The first 90 days, overlapping by design MONTH 1 MONTH 2 MONTH 3 Discovery & scope SHADOW THE WORK Governance setup SIGN-OFFS & GATES Eval harness EVALS FIRST Build & integrate HUMAN-IN-THE-LOOP Shadow run PROD, NO TRAFFIC FIRST RELEASE
Five workstreams across three months. The dashed orange loop is the eval-to-build feedback path; the marker on the right is the first production release.

Month 1 — Discovery, and governance the same week.

Most engagements start with discovery and bolt governance on at the end, right before launch, as a compliance scramble. We start both in week one. Discovery is not a workshop — it is a pod sitting next to the people who do the work, watching where the time actually goes and which decisions are painful. Governance starts the same week because the only cheap time to decide who signs off on a model's decision is before there is a decision to sign off on. By the end of month one we have one workflow chosen, and a one-page memo naming the human who owns its output. Neither of those is software. Both are prerequisites for software that ships.

Month 2 — The eval harness goes up before the model goes in.

This is the inversion that buys the schedule. We write the evals — the frozen behavioral set, the regression gate, the first red-team probes — before the first line of model integration. The harness is the contract: it is the agreed definition of "good," fixed while everyone is calm, so that nobody renegotiates it at week eleven under deadline pressure. Integration then has a target to hit instead of a feeling to chase. Most of month two is unglamorous plumbing — data access, the retrieval path, the audit log — done against a bar that was set before anyone was tempted to lower it.

The release date is not the day the code is done. It is the day the evals pass and a named human signs the gate. Those are different days, and we plan for the gap.

Month 3 — Shadow first, then a trickle, then traffic.
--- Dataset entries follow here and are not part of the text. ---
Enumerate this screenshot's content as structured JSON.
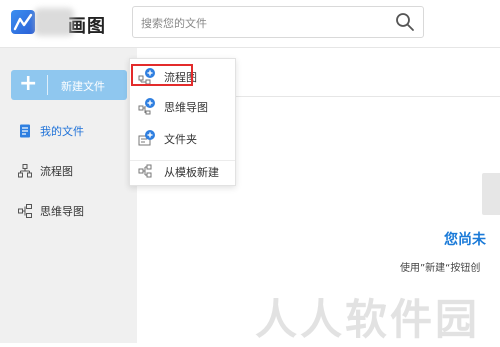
{
  "header": {
    "logo_text": "画图",
    "search_placeholder": "搜索您的文件"
  },
  "sidebar": {
    "new_button_label": "新建文件",
    "items": [
      {
        "label": "我的文件",
        "active": true,
        "icon": "document-icon"
      },
      {
        "label": "流程图",
        "active": false,
        "icon": "flowchart-icon"
      },
      {
        "label": "思维导图",
        "active": false,
        "icon": "mindmap-icon"
      }
    ]
  },
  "dropdown": {
    "items": [
      {
        "label": "流程图",
        "icon": "flowchart-plus-icon"
      },
      {
        "label": "思维导图",
        "icon": "mindmap-plus-icon"
      },
      {
        "label": "文件夹",
        "icon": "folder-plus-icon"
      },
      {
        "label": "从模板新建",
        "icon": "template-icon"
      }
    ]
  },
  "main": {
    "empty_title": "您尚未",
    "empty_desc": "使用”新建“按钮创"
  },
  "watermark": "人人软件园",
  "colors": {
    "accent": "#1f72d8",
    "new_button": "#8fc7ef",
    "highlight": "#e32b2b"
  }
}
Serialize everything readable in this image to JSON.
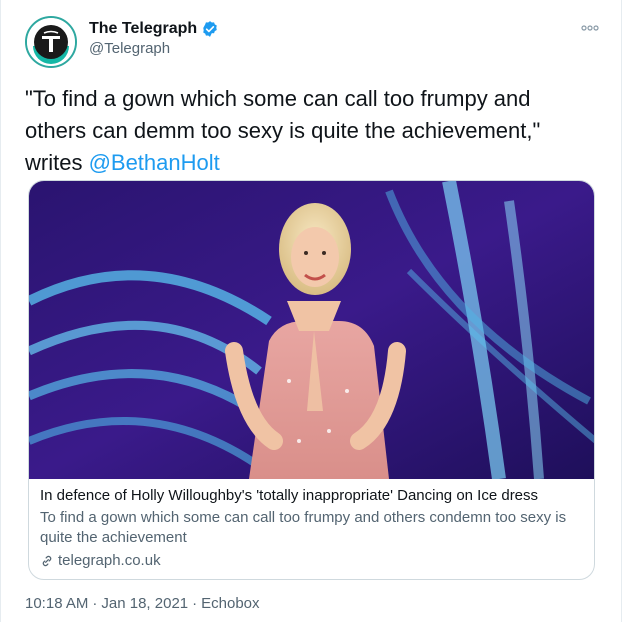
{
  "account": {
    "display_name": "The Telegraph",
    "handle": "@Telegraph",
    "verified": true,
    "avatar_icon": "telegraph-logo-icon"
  },
  "tweet": {
    "text_before_mention": "\"To find a gown which some can call too frumpy and others can demm too sexy is quite the achievement,\" writes ",
    "mention": "@BethanHolt"
  },
  "card": {
    "image_alt_icon": "article-photo",
    "title": "In defence of Holly Willoughby's 'totally inappropriate' Dancing on Ice dress",
    "description": "To find a gown which some can call too frumpy and others condemn too sexy is quite the achievement",
    "domain": "telegraph.co.uk",
    "domain_icon": "link-icon"
  },
  "meta": {
    "time": "10:18 AM",
    "separator_1": "·",
    "date": "Jan 18, 2021",
    "separator_2": "·",
    "source": "Echobox"
  },
  "colors": {
    "link": "#1d9bf0",
    "secondary_text": "#536471",
    "border": "#cfd9de"
  }
}
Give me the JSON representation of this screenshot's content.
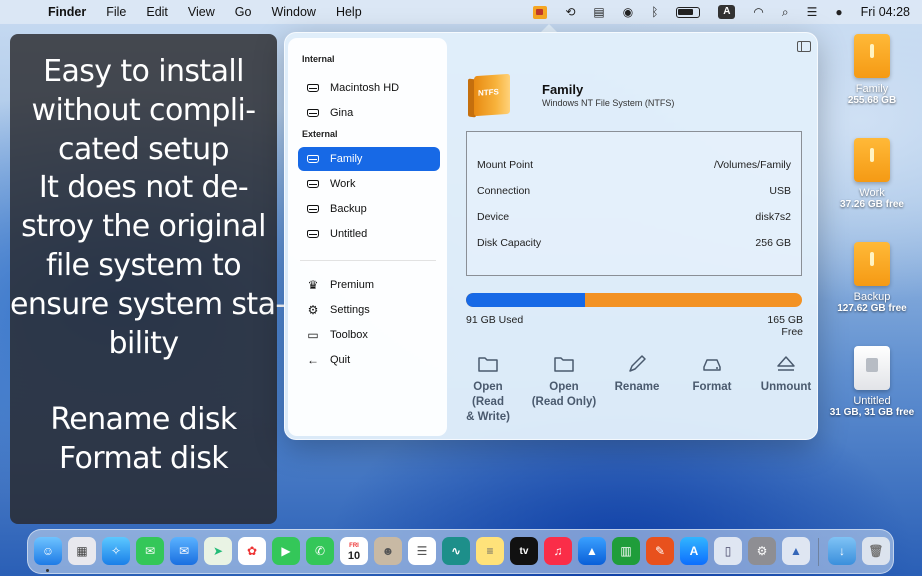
{
  "menubar": {
    "app_name": "Finder",
    "menus": [
      "File",
      "Edit",
      "View",
      "Go",
      "Window",
      "Help"
    ],
    "clock": "Fri 04:28",
    "input_indicator": "A"
  },
  "promo": {
    "lines": [
      "Easy to install",
      "without compli-",
      "cated setup",
      "It does not de-",
      "stroy the original",
      "file system to",
      "ensure system sta-",
      "bility"
    ],
    "lines2": [
      "Rename disk",
      "Format disk"
    ]
  },
  "sidebar": {
    "internal_header": "Internal",
    "internal": [
      "Macintosh HD",
      "Gina"
    ],
    "external_header": "External",
    "external": [
      "Family",
      "Work",
      "Backup",
      "Untitled"
    ],
    "selected": "Family",
    "menu": [
      "Premium",
      "Settings",
      "Toolbox",
      "Quit"
    ]
  },
  "detail": {
    "disk_name": "Family",
    "fs": "Windows NT File System (NTFS)",
    "badge": "NTFS",
    "info": [
      {
        "key": "Mount Point",
        "value": "/Volumes/Family"
      },
      {
        "key": "Connection",
        "value": "USB"
      },
      {
        "key": "Device",
        "value": "disk7s2"
      },
      {
        "key": "Disk Capacity",
        "value": "256 GB"
      }
    ],
    "used_label": "91 GB Used",
    "free_label": "165 GB Free",
    "used_fraction": 0.355,
    "actions": [
      {
        "label": "Open (Read & Write)",
        "icon": "folder-icon"
      },
      {
        "label": "Open (Read Only)",
        "icon": "folder-icon"
      },
      {
        "label": "Rename",
        "icon": "pencil-icon"
      },
      {
        "label": "Format",
        "icon": "drive-icon"
      },
      {
        "label": "Unmount",
        "icon": "eject-icon"
      }
    ]
  },
  "desktop": [
    {
      "name": "Family",
      "size": "255.68 GB"
    },
    {
      "name": "Work",
      "size": "37.26 GB free"
    },
    {
      "name": "Backup",
      "size": "127.62 GB free"
    },
    {
      "name": "Untitled",
      "size": "31 GB, 31 GB free"
    }
  ],
  "dock": {
    "calendar_day": "10",
    "calendar_month": "FRI"
  },
  "colors": {
    "accent": "#1769e6",
    "free": "#f39224",
    "drive": "#f59a14"
  }
}
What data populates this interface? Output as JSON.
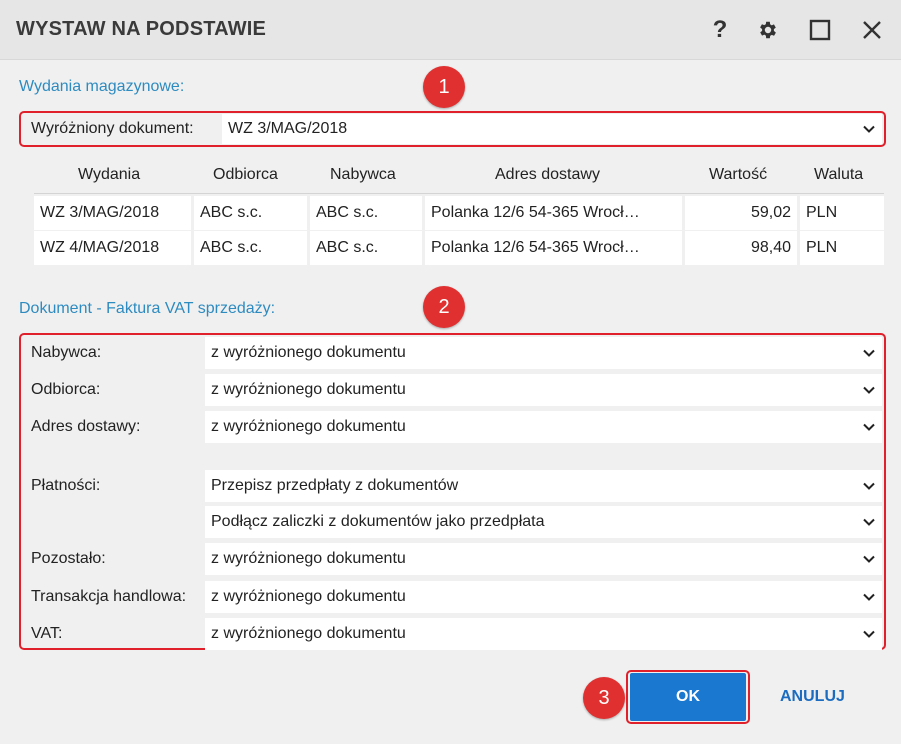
{
  "window": {
    "title": "WYSTAW NA PODSTAWIE",
    "help_glyph": "?"
  },
  "section1": {
    "label": "Wydania magazynowe:",
    "marker": "1",
    "highlighted_label": "Wyróżniony dokument:",
    "highlighted_value": "WZ 3/MAG/2018"
  },
  "grid": {
    "headers": [
      "Wydania",
      "Odbiorca",
      "Nabywca",
      "Adres dostawy",
      "Wartość",
      "Waluta"
    ],
    "rows": [
      [
        "WZ 3/MAG/2018",
        "ABC s.c.",
        "ABC s.c.",
        "Polanka  12/6  54-365 Wrocł…",
        "59,02",
        "PLN"
      ],
      [
        "WZ 4/MAG/2018",
        "ABC s.c.",
        "ABC s.c.",
        "Polanka  12/6  54-365 Wrocł…",
        "98,40",
        "PLN"
      ]
    ]
  },
  "section2": {
    "label": "Dokument - Faktura VAT sprzedaży:",
    "marker": "2",
    "fields": {
      "nabywca": {
        "label": "Nabywca:",
        "value": "z wyróżnionego dokumentu"
      },
      "odbiorca": {
        "label": "Odbiorca:",
        "value": "z wyróżnionego dokumentu"
      },
      "adres": {
        "label": "Adres dostawy:",
        "value": "z wyróżnionego dokumentu"
      },
      "platnosci": {
        "label": "Płatności:",
        "value": "Przepisz przedpłaty z dokumentów"
      },
      "zaliczki": {
        "value": "Podłącz zaliczki z dokumentów jako przedpłata"
      },
      "pozostalo": {
        "label": "Pozostało:",
        "value": "z wyróżnionego dokumentu"
      },
      "transakcja": {
        "label": "Transakcja handlowa:",
        "value": "z wyróżnionego dokumentu"
      },
      "vat": {
        "label": "VAT:",
        "value": "z wyróżnionego dokumentu"
      }
    }
  },
  "footer": {
    "marker": "3",
    "ok_label": "OK",
    "cancel_label": "ANULUJ"
  },
  "colors": {
    "accent": "#2e8bc0",
    "marker": "#e03030",
    "highlight_border": "#e0202a",
    "primary_button": "#1b78d0"
  }
}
The model reaches production weeks before it touches a real decision. It runs in shadow — fed the same live inputs as the real process, its outputs logged and compared, trusted with nothing. We watch where it disagrees with the humans and why. Only when the shadow numbers hold do we let it take real decisions, and even then with a person holding the override. The "first release" milestone on the diagram is not the deploy. It is the first time the system makes a real call that matters, with the rollback target named and the on-call watching.

Why it overlaps — the schedule is the sequencing.

Three months is not fast work. It is overlapped work, and the order is the whole trick.

  • Governance overlaps discovery so the rules exist before the build can outrun them.
  • The eval harness overlaps the build so the bar is set before the code is allowed to move it.
  • The shadow run overlaps nothing. It is the one stage we never compress, because it is the only stage where the cost of rushing lands on a customer instead of on us.

— Kelvin Tran. Walnut Creek, CA. June 2026.